Don’t think I’ll be watching “Undercover Boss” again. Like most reality TV it is purely paid advertising. Obviously “Hooters” wouldn’t agree to take part if they didn’t think there was something in it for their company. The really sad thing is that this was on TVNZ Channel One. Public Broadcasting- FAIL.


Lucy said...

He could change the dress code, do goodness knows what with the sexist manager, give the female manager and any other parent manager more domestic leave or childcare subsidy, up the pay for his staff- especially the ones working in the factory, bring in the union perhaps?

He did mention that they would be instituting more flexible hours for single parents, which is at least something. Not a lot. But something.

Anonymous said...

I found the bean eating competition horrific. The idea that an employer can treat his employees like that without having criminal charges pressed against him is ridiculous.

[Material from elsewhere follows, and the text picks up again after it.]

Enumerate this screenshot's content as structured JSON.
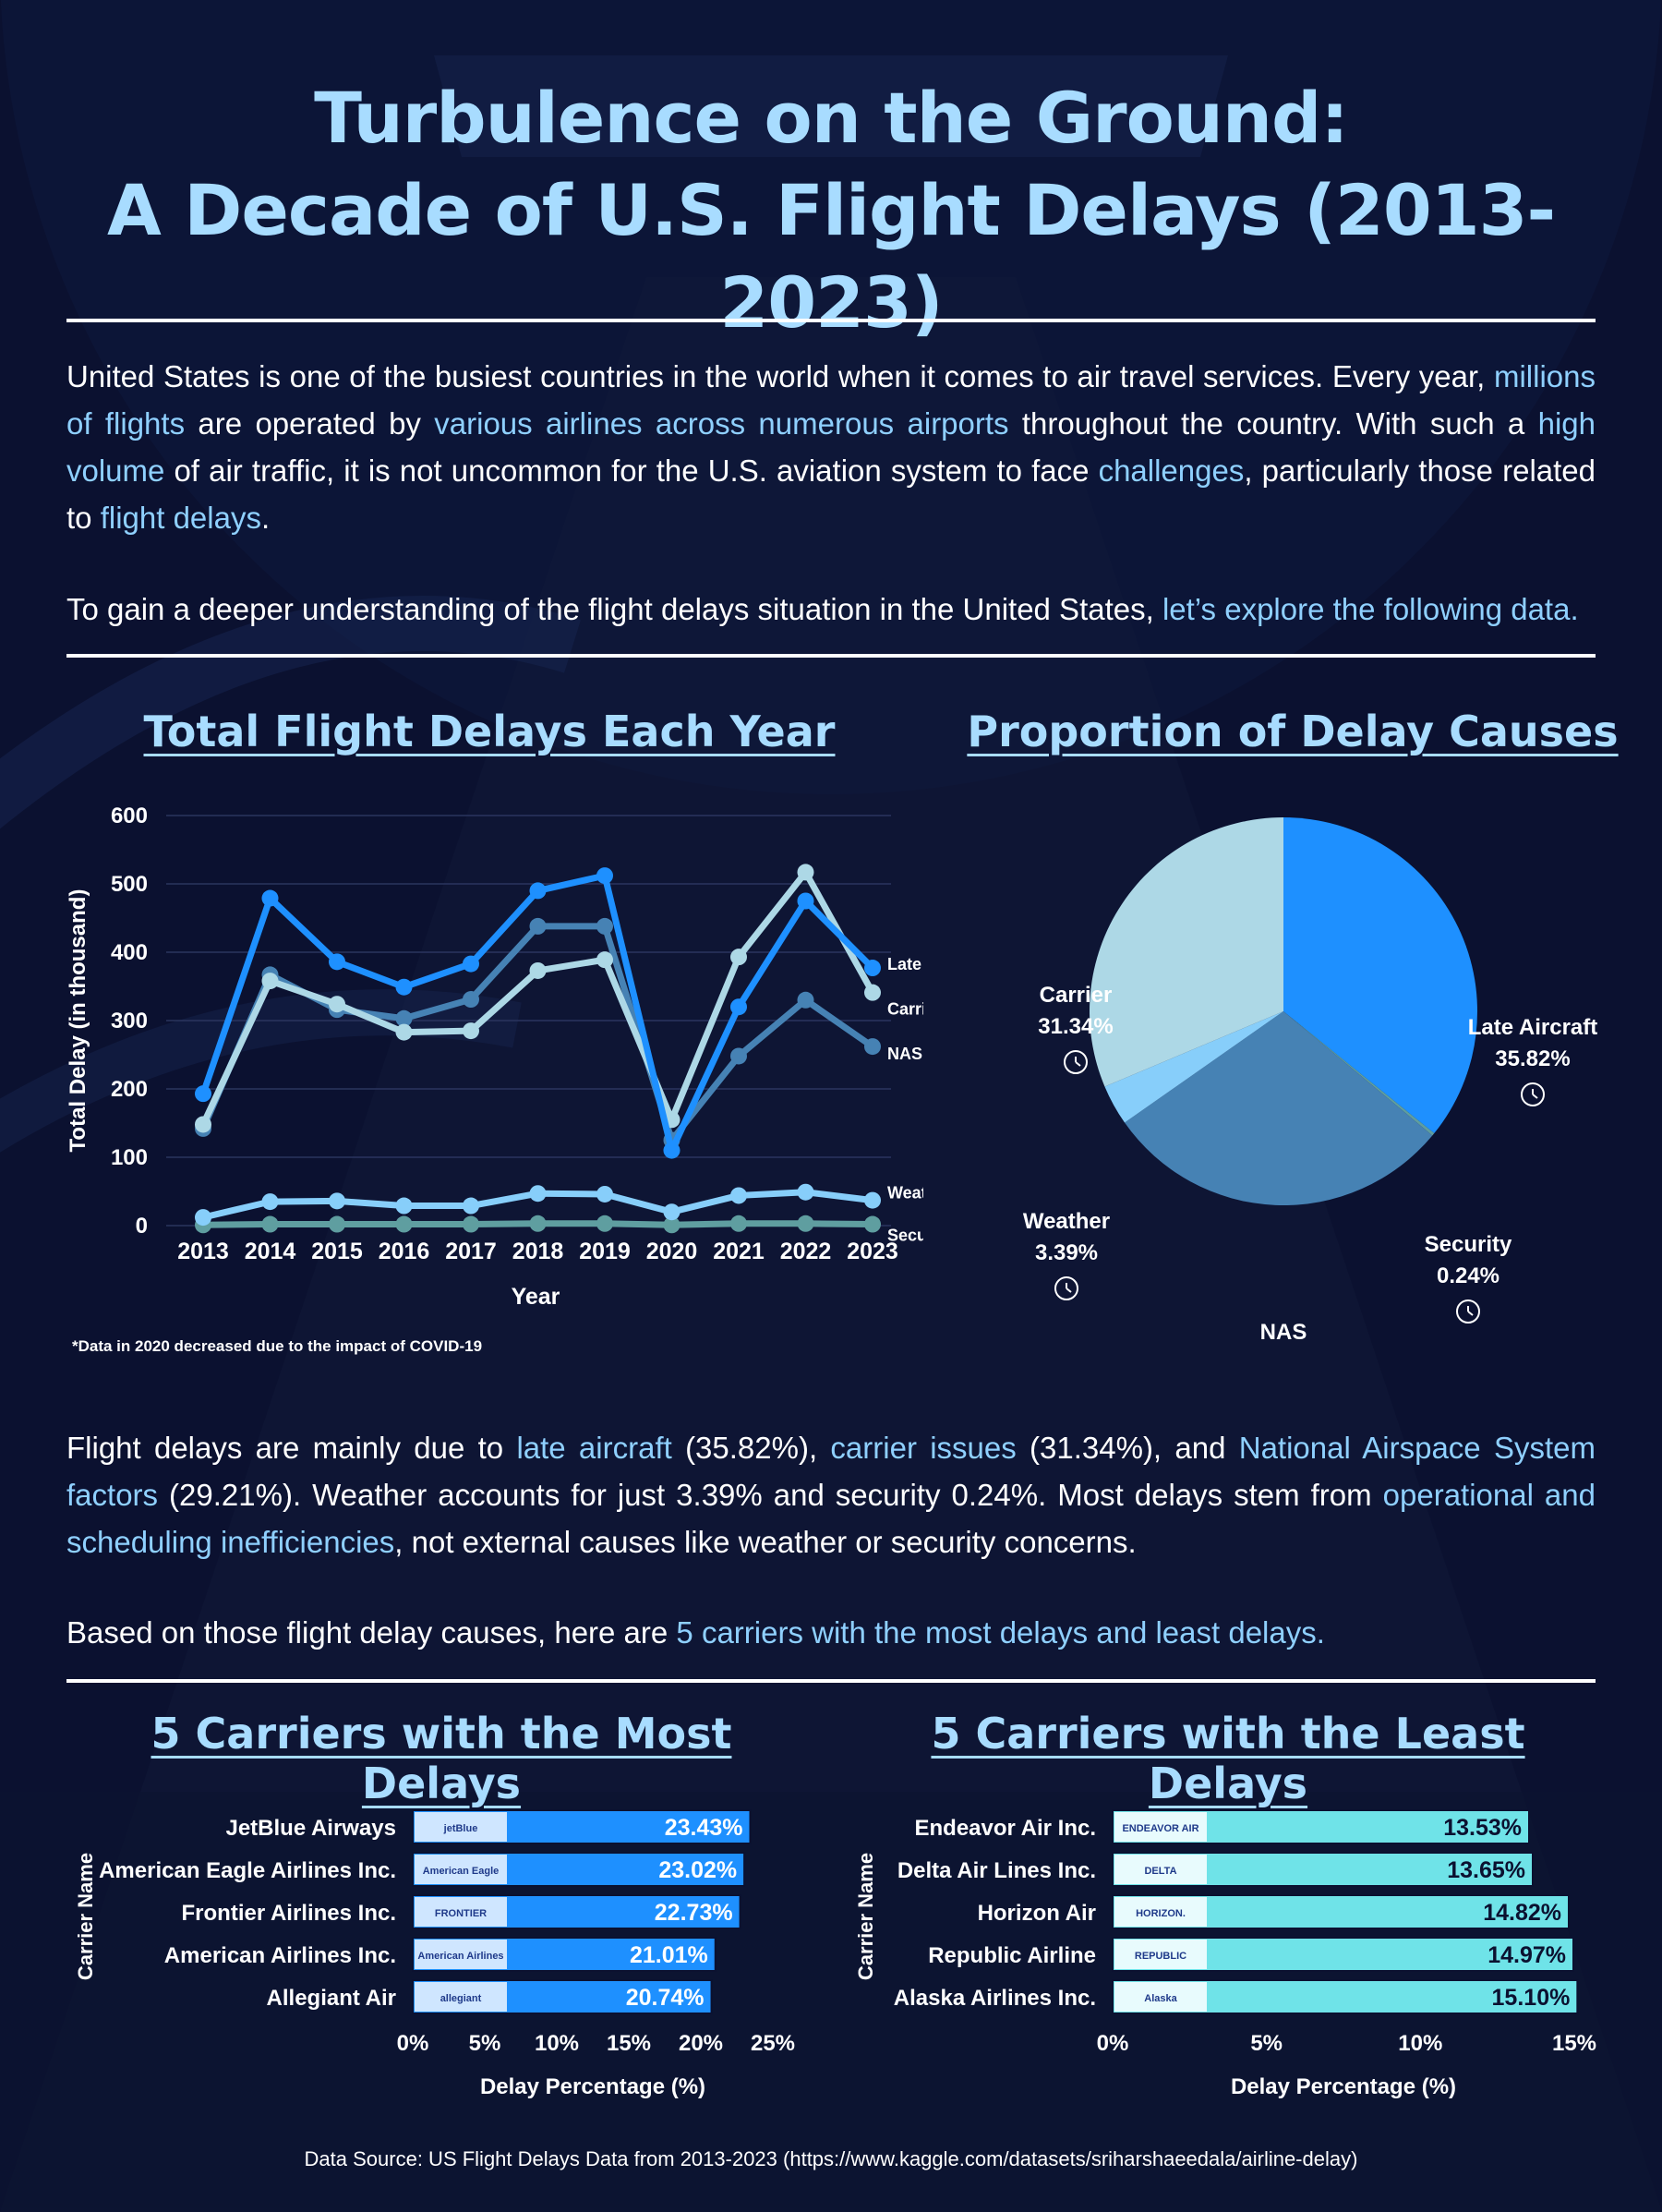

I'd like to point out that for a six month period of my life I worked as a stripper. I spent five days a week stripping naked and opening my legs for strangers.

Nobody I worked with (even the drug-addicted ones who slept with the customers) would have put up with crap like that. I think that's saying something.

stargazer said...

thanx for putting this up. i was planning to write about this as well but have been sick with a bad cold. i found this show quite disgusting as well - the guy made no changes of any significance at all, and certainly wasn't interested in what potential female customers had to say. nope, he planned to try to "re-educate" the women who thought hooters are degrading instead.

not only that, but the female manager who was also a stressed out mum? we were told that she was assigned to a "less stressful" position. what the f*** does that mean? was this a shift upwards, sideways or down? we don't know because they don't tell us, but i'm sincerely hoping it didn't involve a cut in pay or a lower position.

compared to last week's episode, where i did feel that we at least got some insight into what real working people's experiences were, this week we got none of that. notice that we never got to see how the "hooter girls" were treated (or mistreated) by the customers - and it's likely there's quite a bit of harassment they're having to face in that regard.

so yes, totally agree with the post and not likely to bother with this programme further.